PMI costs vary from one mortgage insurance firm to another, but premiums usually run about 0.50 percent of the loan amount for the first year of the loan. Most PMI premiums are a bit lower for subsequent years. The first year’s mortgage insurance premium is usually paid in advance at the closing.
Is PMI always required on low-down home loans?
A growing number of private lenders are loosening up their requirements for low-down-payment loans. But private mortgage insurance, or PMI, usually is required on loans with less than a 20 percent down payment. The Homeowners Protection Act states PMI must be dropped on any loan originated after July 29, 1999 IF it has a 78 percent loan-to-value ratio.
How do I drop PMI?
In some states, the loans have to be at least two years old, and the borrower cannot have made any late payments in the last year in order to drop private mortgage insurance. In addition, the loan-to-value ratio must be less than 75 percent. Some state disclosure laws require lenders to notify borrowers after the close of escrow whether the borrower has the right to cancel private mortgage insurance. Under the new federal law – The Homeowners Protection Act – lenders must drop PMI if the loan closed after July 29, 1999 AND the loan-to-value ratio reaches 78 percent of the home’s original value.

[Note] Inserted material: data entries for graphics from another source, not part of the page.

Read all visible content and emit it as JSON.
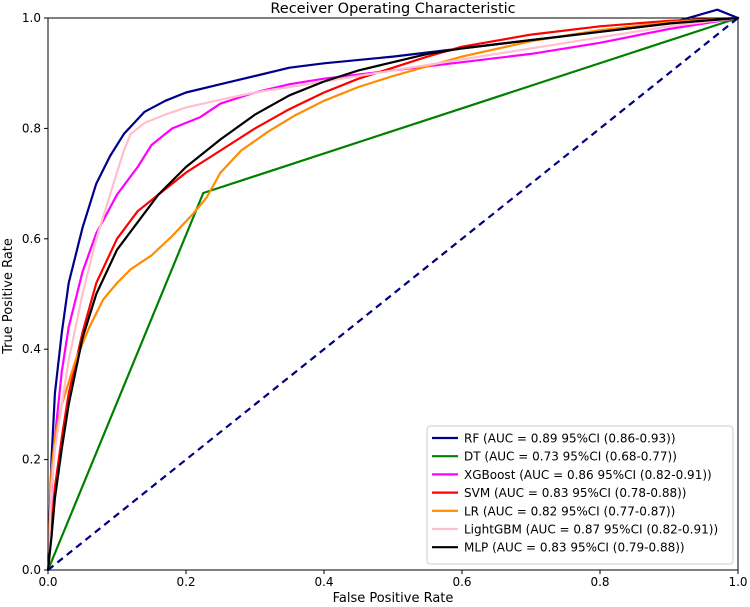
{
  "chart_data": {
    "type": "line",
    "title": "Receiver Operating Characteristic",
    "xlabel": "False Positive Rate",
    "ylabel": "True Positive Rate",
    "xlim": [
      0,
      1
    ],
    "ylim": [
      0,
      1
    ],
    "xticks": [
      "0.0",
      "0.2",
      "0.4",
      "0.6",
      "0.8",
      "1.0"
    ],
    "yticks": [
      "0.0",
      "0.2",
      "0.4",
      "0.6",
      "0.8",
      "1.0"
    ],
    "grid": false,
    "legend_position": "bottom-right",
    "diagonal": {
      "name": "chance",
      "color": "#000080",
      "style": "dashed",
      "x": [
        0,
        1
      ],
      "y": [
        0,
        1
      ]
    },
    "series": [
      {
        "name": "RF",
        "label": "RF (AUC = 0.89 95%CI (0.86-0.93))",
        "color": "#00008b",
        "x": [
          0,
          0.005,
          0.01,
          0.02,
          0.03,
          0.05,
          0.07,
          0.09,
          0.11,
          0.14,
          0.17,
          0.2,
          0.25,
          0.3,
          0.35,
          0.4,
          0.5,
          0.6,
          0.7,
          0.8,
          0.9,
          0.97,
          1.0
        ],
        "y": [
          0,
          0.2,
          0.32,
          0.43,
          0.52,
          0.62,
          0.7,
          0.75,
          0.79,
          0.83,
          0.85,
          0.865,
          0.88,
          0.895,
          0.91,
          0.918,
          0.93,
          0.945,
          0.96,
          0.975,
          0.99,
          1.015,
          1.0
        ]
      },
      {
        "name": "DT",
        "label": "DT (AUC = 0.73 95%CI (0.68-0.77))",
        "color": "#008000",
        "x": [
          0,
          0.225,
          1.0
        ],
        "y": [
          0,
          0.683,
          1.0
        ]
      },
      {
        "name": "XGBoost",
        "label": "XGBoost (AUC = 0.86 95%CI (0.82-0.91))",
        "color": "#ff00ff",
        "x": [
          0,
          0.005,
          0.01,
          0.02,
          0.03,
          0.05,
          0.07,
          0.1,
          0.13,
          0.15,
          0.18,
          0.22,
          0.25,
          0.3,
          0.35,
          0.4,
          0.5,
          0.6,
          0.7,
          0.8,
          0.9,
          1.0
        ],
        "y": [
          0,
          0.14,
          0.24,
          0.36,
          0.44,
          0.54,
          0.61,
          0.68,
          0.73,
          0.77,
          0.8,
          0.82,
          0.845,
          0.865,
          0.88,
          0.89,
          0.905,
          0.92,
          0.935,
          0.955,
          0.98,
          1.0
        ]
      },
      {
        "name": "SVM",
        "label": "SVM (AUC = 0.83 95%CI (0.78-0.88))",
        "color": "#ff0000",
        "x": [
          0,
          0.005,
          0.01,
          0.02,
          0.03,
          0.05,
          0.07,
          0.1,
          0.13,
          0.16,
          0.2,
          0.25,
          0.3,
          0.35,
          0.4,
          0.45,
          0.5,
          0.55,
          0.6,
          0.7,
          0.8,
          0.9,
          1.0
        ],
        "y": [
          0,
          0.08,
          0.15,
          0.24,
          0.32,
          0.43,
          0.52,
          0.6,
          0.65,
          0.68,
          0.72,
          0.76,
          0.8,
          0.835,
          0.865,
          0.89,
          0.91,
          0.93,
          0.948,
          0.97,
          0.985,
          0.995,
          1.0
        ]
      },
      {
        "name": "LR",
        "label": "LR (AUC = 0.82 95%CI (0.77-0.87))",
        "color": "#ff8c00",
        "x": [
          0,
          0.005,
          0.01,
          0.02,
          0.04,
          0.06,
          0.08,
          0.1,
          0.12,
          0.15,
          0.18,
          0.21,
          0.23,
          0.25,
          0.28,
          0.32,
          0.36,
          0.4,
          0.45,
          0.5,
          0.6,
          0.7,
          0.8,
          0.9,
          1.0
        ],
        "y": [
          0,
          0.18,
          0.24,
          0.3,
          0.38,
          0.44,
          0.49,
          0.52,
          0.545,
          0.57,
          0.605,
          0.645,
          0.675,
          0.72,
          0.76,
          0.795,
          0.825,
          0.85,
          0.875,
          0.895,
          0.93,
          0.958,
          0.978,
          0.992,
          1.0
        ]
      },
      {
        "name": "LightGBM",
        "label": "LightGBM (AUC = 0.87 95%CI (0.82-0.91))",
        "color": "#ffc0cb",
        "x": [
          0,
          0.005,
          0.01,
          0.02,
          0.03,
          0.05,
          0.07,
          0.09,
          0.1,
          0.11,
          0.12,
          0.14,
          0.17,
          0.2,
          0.25,
          0.3,
          0.4,
          0.5,
          0.6,
          0.7,
          0.8,
          0.9,
          1.0
        ],
        "y": [
          0,
          0.15,
          0.22,
          0.3,
          0.38,
          0.5,
          0.6,
          0.68,
          0.72,
          0.76,
          0.79,
          0.81,
          0.825,
          0.838,
          0.852,
          0.865,
          0.885,
          0.905,
          0.925,
          0.945,
          0.965,
          0.985,
          1.0
        ]
      },
      {
        "name": "MLP",
        "label": "MLP (AUC = 0.83 95%CI (0.79-0.88))",
        "color": "#000000",
        "x": [
          0,
          0.005,
          0.01,
          0.02,
          0.03,
          0.05,
          0.07,
          0.1,
          0.13,
          0.16,
          0.2,
          0.25,
          0.3,
          0.35,
          0.4,
          0.45,
          0.5,
          0.55,
          0.6,
          0.7,
          0.8,
          0.9,
          1.0
        ],
        "y": [
          0,
          0.06,
          0.13,
          0.22,
          0.3,
          0.42,
          0.5,
          0.58,
          0.63,
          0.68,
          0.73,
          0.78,
          0.825,
          0.86,
          0.885,
          0.905,
          0.92,
          0.935,
          0.945,
          0.96,
          0.975,
          0.99,
          1.0
        ]
      }
    ]
  }
}
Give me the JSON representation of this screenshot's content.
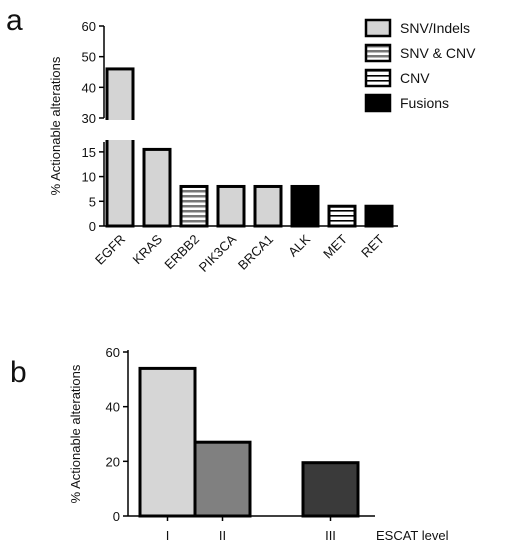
{
  "chart_data": [
    {
      "panel_label": "a",
      "type": "bar",
      "ylabel": "% Actionable alterations",
      "categories": [
        "EGFR",
        "KRAS",
        "ERBB2",
        "PIK3CA",
        "BRCA1",
        "ALK",
        "MET",
        "RET"
      ],
      "values": [
        46,
        15.5,
        8,
        8,
        8,
        8,
        4,
        4
      ],
      "series_type": [
        "SNV/Indels",
        "SNV/Indels",
        "SNV & CNV",
        "SNV/Indels",
        "SNV/Indels",
        "Fusions",
        "CNV",
        "Fusions"
      ],
      "y_axis_break": [
        17,
        30
      ],
      "yticks_lower": [
        0,
        5,
        10,
        15
      ],
      "yticks_upper": [
        30,
        40,
        50,
        60
      ],
      "ylim": [
        0,
        60
      ],
      "legend": {
        "placement": "top-right",
        "entries": [
          {
            "label": "SNV/Indels",
            "style": "solid-light-gray"
          },
          {
            "label": "SNV & CNV",
            "style": "horizontal-stripes-gray"
          },
          {
            "label": "CNV",
            "style": "horizontal-stripes-white"
          },
          {
            "label": "Fusions",
            "style": "solid-black"
          }
        ]
      },
      "colors": {
        "snv_indels": "#d4d4d4",
        "snv_cnv_stripe": "#888888",
        "cnv_stripe": "#000000",
        "fusions": "#000000"
      }
    },
    {
      "panel_label": "b",
      "type": "bar",
      "ylabel": "% Actionable alterations",
      "xlabel": "ESCAT level",
      "categories": [
        "I",
        "II",
        "III"
      ],
      "values": [
        54,
        27,
        19.5
      ],
      "yticks": [
        0,
        20,
        40,
        60
      ],
      "ylim": [
        0,
        60
      ],
      "colors": [
        "#d6d6d6",
        "#808080",
        "#3a3a3a"
      ]
    }
  ]
}
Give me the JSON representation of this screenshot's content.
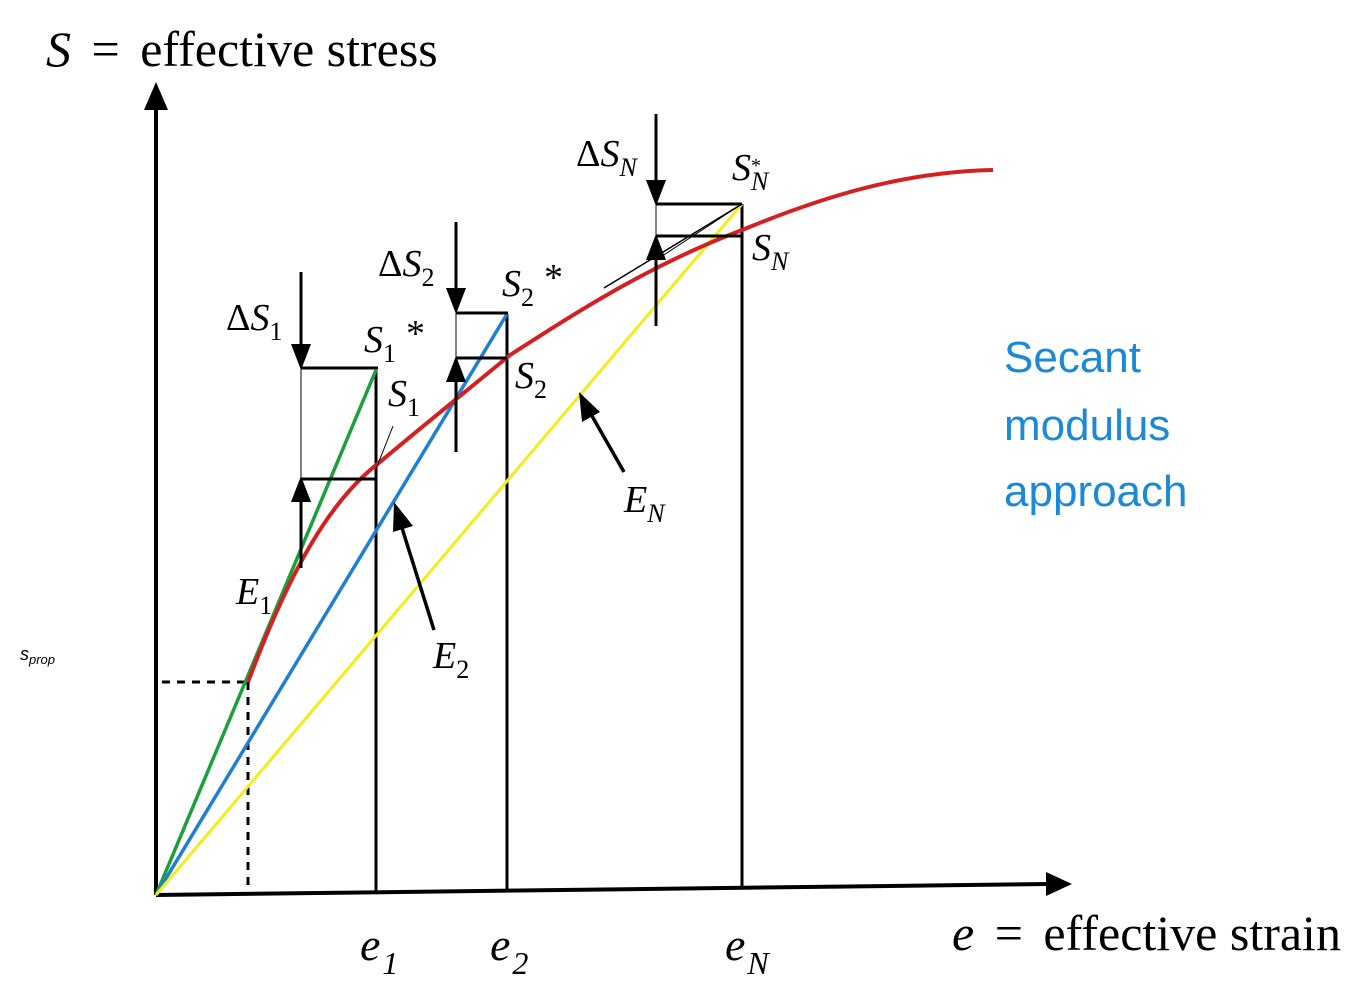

Generally, there are two forms of title insurance. Lender’s title insurance, required by most lending institutions, is normally written in the amount of the mortgage and protects the lending institution from losses resulting from title defects.
Because lender’s insurance expires when the mortgage is repaid, you may benefit from the second form of title insurance known as an owner’s title policy. It usually is written for the amount of the purchase price of the home. This protection starts the day of the closing and lasts as long as you or your heirs retain an interest in the property.
Unlike other insurance premiums, your title insurance premium is paid only once, at the closing. By purchasing owner’s and lender’s protection simultaneously, substantial savings in title insurance premiums can be realized. After all fees have been paid and documents signed and notarized at the closing, you will receive a copy of each and, most importantly, title to your house.